INDÉPENDANTISTES vs AUTONOMISTES : LA RUPTURE

C’est un paradoxe : les indépendantistes avaient fait tomber le gouvernement Santa en février 2021 sous le prétexte d’une absence de collégialité. Mais depuis la désignation de Louis Mapou à la tête de l’institution, l’exercice du pouvoir exécutif calédonien a connu une dérive autoritaire et sectaire dans laquelle la concertation a fait place aux décisions unilatérales.

Depuis plusieurs jours, il apparaissait que la préparation du projet de budget 2022, et surtout le choix des dépenses, avaient été effectués par les seuls élus du camp indépendantistes et leur allié, l’Eveil Océanien.

Ce sectarisme s’est déplacé du gouvernement au congrès lors du vote du budget. Aucune recherche de compromis, et surtout, une arrogance affichée des indépendantistes à l’égard des loyalistes qui a achevé de mettre le feu aux poudres.

DE QUEL DROIT UN ÉLU DU CONGRÈS POSE UNE QUESTION AU GOUVERNEMENT ?!!!
De mémoire d’élu, on n’avait jamais vu ça. Non pas qu’une partie de l’assemblée quitte l’hémicycle du Boulevard Vauban – les indépendantistes l’avait fait par exemple lors d’une séance le 21 août 2020 – mais qu’un membre du gouvernement dénie le droit d’un élu du congrès à poser des questions à l’Exécutif, fussent-elles dérangeantes !

C’est pourtant ce qu’a subi Philippe Blaise, recevant une réponse ahurissante de Gilbert Tyuienon.
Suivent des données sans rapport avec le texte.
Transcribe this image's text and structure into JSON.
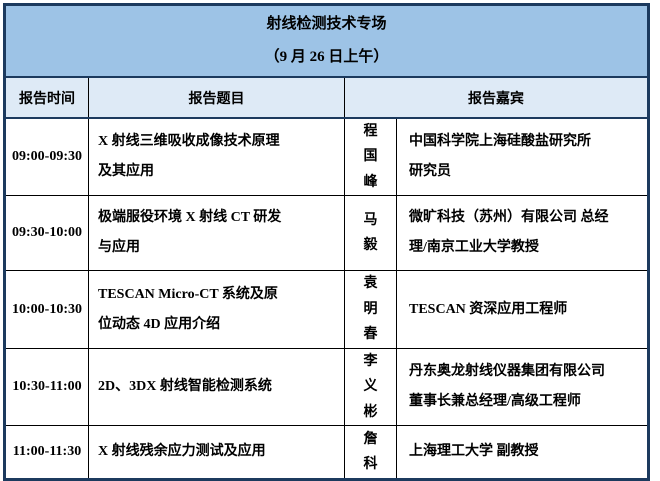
{
  "table": {
    "title_line1": "射线检测技术专场",
    "title_line2": "（9 月 26 日上午）",
    "columns": {
      "time": "报告时间",
      "topic": "报告题目",
      "guest": "报告嘉宾"
    },
    "colors": {
      "title_bg": "#9dc3e6",
      "header_bg": "#deeaf6",
      "outer_border": "#1c3a5e",
      "inner_border": "#000000",
      "text": "#000000"
    },
    "rows": [
      {
        "time": "09:00-09:30",
        "title": [
          "X 射线三维吸收成像技术原理",
          "及其应用"
        ],
        "speaker": "程国峰",
        "affiliation": [
          "中国科学院上海硅酸盐研究所",
          "研究员"
        ]
      },
      {
        "time": "09:30-10:00",
        "title": [
          "极端服役环境 X 射线 CT 研发",
          "与应用"
        ],
        "speaker": "马毅",
        "affiliation": [
          "微旷科技（苏州）有限公司 总经",
          "理/南京工业大学教授"
        ]
      },
      {
        "time": "10:00-10:30",
        "title": [
          "TESCAN Micro-CT 系统及原",
          "位动态 4D 应用介绍"
        ],
        "speaker": "袁明春",
        "affiliation": [
          "TESCAN 资深应用工程师"
        ]
      },
      {
        "time": "10:30-11:00",
        "title": [
          "2D、3DX 射线智能检测系统"
        ],
        "speaker": "李义彬",
        "affiliation": [
          "丹东奥龙射线仪器集团有限公司",
          "董事长兼总经理/高级工程师"
        ]
      },
      {
        "time": "11:00-11:30",
        "title": [
          "X 射线残余应力测试及应用"
        ],
        "speaker": "詹科",
        "affiliation": [
          "上海理工大学 副教授"
        ]
      }
    ]
  }
}
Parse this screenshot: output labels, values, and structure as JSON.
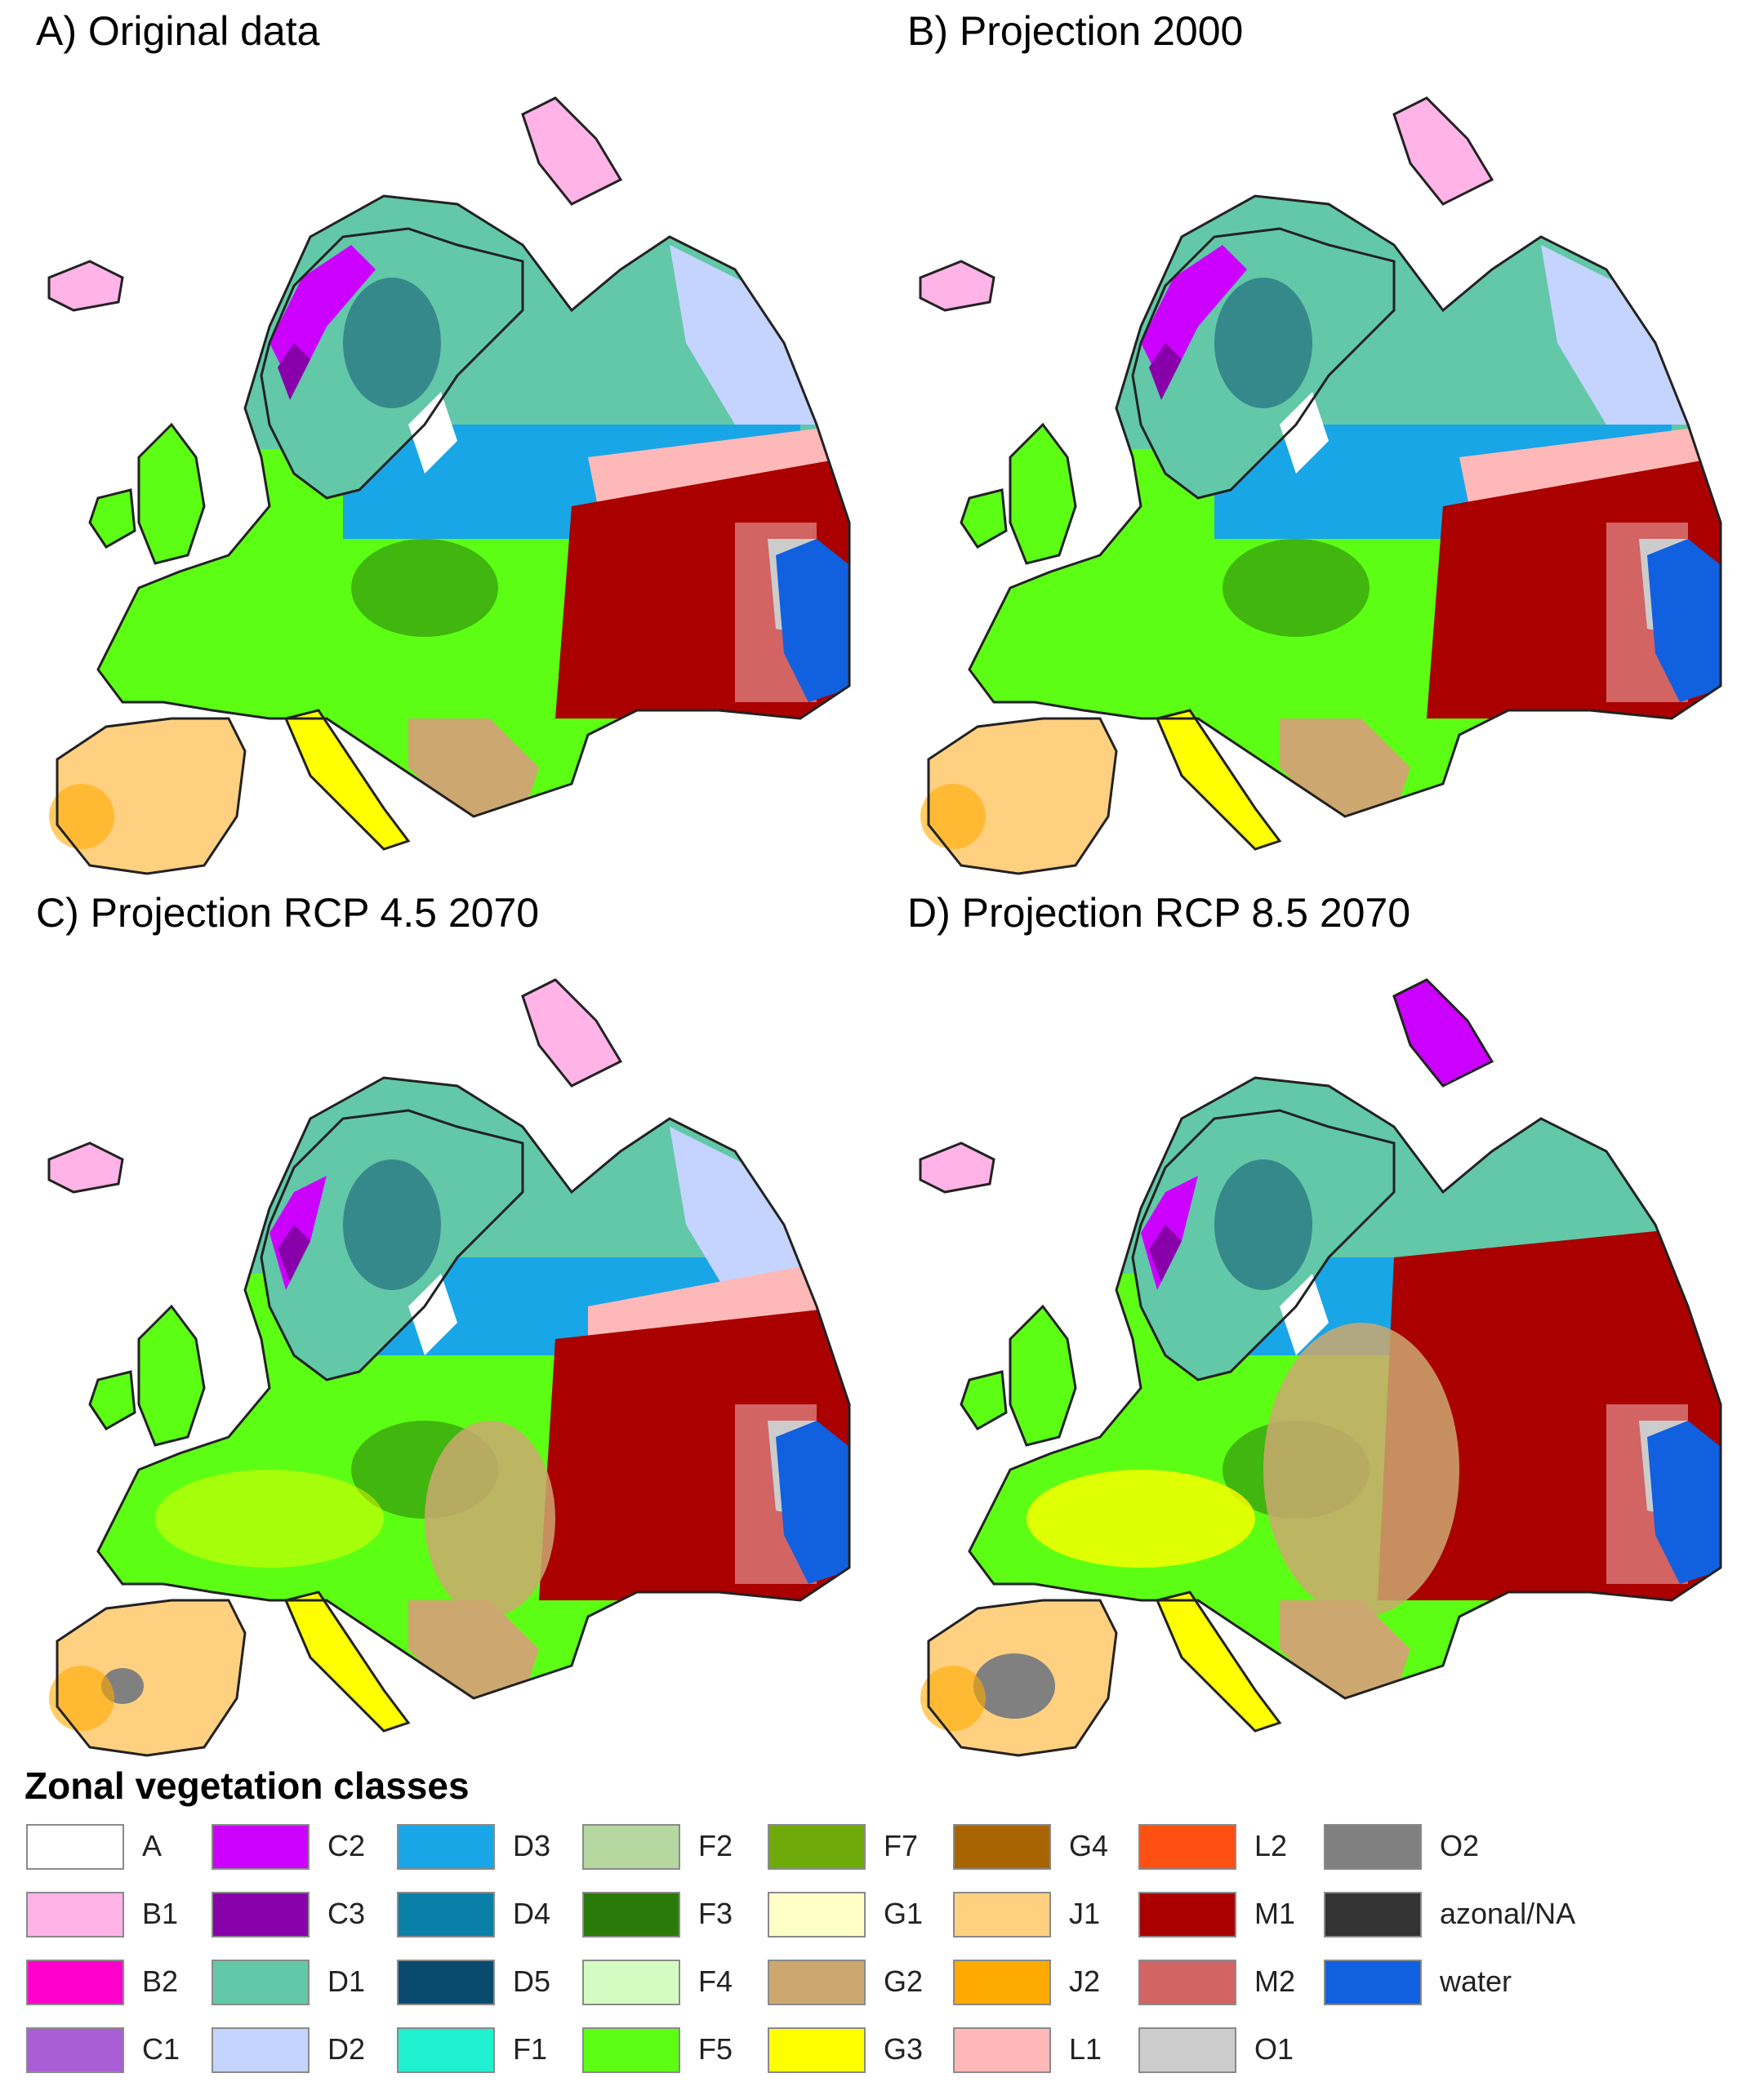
{
  "panels": [
    {
      "title": "A) Original data",
      "scenario": "original"
    },
    {
      "title": "B) Projection 2000",
      "scenario": "p2000"
    },
    {
      "title": "C) Projection RCP 4.5 2070",
      "scenario": "rcp45"
    },
    {
      "title": "D) Projection RCP 8.5 2070",
      "scenario": "rcp85"
    }
  ],
  "legend": {
    "title": "Zonal vegetation classes",
    "columns": [
      [
        {
          "code": "A",
          "color": "#ffffff"
        },
        {
          "code": "B1",
          "color": "#ffb3e6"
        },
        {
          "code": "B2",
          "color": "#ff00cc"
        },
        {
          "code": "C1",
          "color": "#a95ed6"
        }
      ],
      [
        {
          "code": "C2",
          "color": "#cc00ff"
        },
        {
          "code": "C3",
          "color": "#8800aa"
        },
        {
          "code": "D1",
          "color": "#62c8a8"
        },
        {
          "code": "D2",
          "color": "#c4d4ff"
        }
      ],
      [
        {
          "code": "D3",
          "color": "#19a6e6"
        },
        {
          "code": "D4",
          "color": "#0a7fa8"
        },
        {
          "code": "D5",
          "color": "#0a4a6e"
        },
        {
          "code": "F1",
          "color": "#1ff0d0"
        }
      ],
      [
        {
          "code": "F2",
          "color": "#b4d8a0"
        },
        {
          "code": "F3",
          "color": "#2a7a0a"
        },
        {
          "code": "F4",
          "color": "#d4fcc2"
        },
        {
          "code": "F5",
          "color": "#5cff14"
        }
      ],
      [
        {
          "code": "F7",
          "color": "#6eaa0a"
        },
        {
          "code": "G1",
          "color": "#ffffc8"
        },
        {
          "code": "G2",
          "color": "#cca870"
        },
        {
          "code": "G3",
          "color": "#ffff00"
        }
      ],
      [
        {
          "code": "G4",
          "color": "#a86400"
        },
        {
          "code": "J1",
          "color": "#ffd080"
        },
        {
          "code": "J2",
          "color": "#ffaa00"
        },
        {
          "code": "L1",
          "color": "#ffb8b8"
        }
      ],
      [
        {
          "code": "L2",
          "color": "#ff5014"
        },
        {
          "code": "M1",
          "color": "#aa0000"
        },
        {
          "code": "M2",
          "color": "#d26464"
        },
        {
          "code": "O1",
          "color": "#cccccc"
        }
      ],
      [
        {
          "code": "O2",
          "color": "#808080"
        },
        {
          "code": "azonal/NA",
          "color": "#333333"
        },
        {
          "code": "water",
          "color": "#1060e0"
        }
      ]
    ]
  },
  "map_colors": {
    "tundra": "#ffb3e6",
    "iceland": "#ffb3e6",
    "mountain_north": "#cc00ff",
    "mountain_dark": "#8800aa",
    "boreal": "#62c8a8",
    "boreal_east": "#c4d4ff",
    "hemiboreal": "#19a6e6",
    "hemiboreal_dark": "#0a4a6e",
    "temperate": "#5cff14",
    "temperate_dark": "#2a7a0a",
    "forest_steppe": "#ffb8b8",
    "steppe": "#aa0000",
    "semi_desert": "#d26464",
    "desert": "#cccccc",
    "desert_dark": "#808080",
    "mediterranean": "#ffd080",
    "mediterranean_dark": "#ffaa00",
    "submed": "#cca870",
    "dry": "#ffff00",
    "water": "#1060e0",
    "outline": "#222222"
  }
}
Le ministre Union Calédonienne a, en gros, toisé l’élu autonomiste en l’accusant de débattre dans le seul but d’alimenter les réseaux sociaux, refusant de répondre à la question posée. Une telle réponse, digne d’une conversation du café du commerce, n’avait jamais été produit par un membre du gouvernement à l’égard d’un représentant de la plus haute chambre :

  • Vous demandez des renseignements sur une réforme fiscale pour laquelle vous n’êtes pas d’accord. A quoi vous jouez, là ? Moi je ne joue pas, moi. C’est pour faire l’intéressant, après, sur les réseaux sociaux ?
  • Ici monsieur le membre du gouvernement, vous êtes devant la représentation du peuple. Alors quand on pose des questions, je vous demanderais d’avoir la politesse de ne pas le prendre de haut (…) Je représente des gens (…) C’est nous qui sommes chargés ici de poser des questions pour éclairer la décision du vote.

Une telle dérive n’est évidemment plus conforme à ce que les nostalgiques nomment « l’esprit de l’Accord de Nouméa », c’est-à-dire un débat concerté à la recherche d’un consensus lorsque celui-ci est possible.

Mais il est vrai que depuis le 12 décembre 2021, l’Accord de Nouméa a vécu …

UN HÉMICYCLE A MOITIÉ VIDE POUR VOTER LES BUDGETS
Conséquence de cette absence de dialogue au Congrès, faisant suite à une évidente absence de collégialité au gouvernement, tous les élus autonomistes ont quitté l’hémicycle. Dans une salle étrangement à moitié vide, les élus indépendantistes ont voté les budgets proposés par l’Exécutif. Sur le texte concernant le budget propre de la Nouvelle Calédonie, l’Eveil Océanien s’est abstenu.

Cet épisode révélateur d’une pratique du pouvoir exercé par ceux qui voulaient construire Kanaky confirme que les institutions calédoniennes ont montré leurs limites. Elles apparaissent à bout de souffle, et peuvent désormais laisser place à des dérives dangereuses pour une démocratie paisible. Une fois encore, le gouvernement et le congrès sont la source d’un conflit, lequel marquera une rupture dans la pratique démocratique pour les mois à venir. Un beau sujet de réflexion pour le futur statut, et le cas échéant, pour la chute du gouvernement Mapou.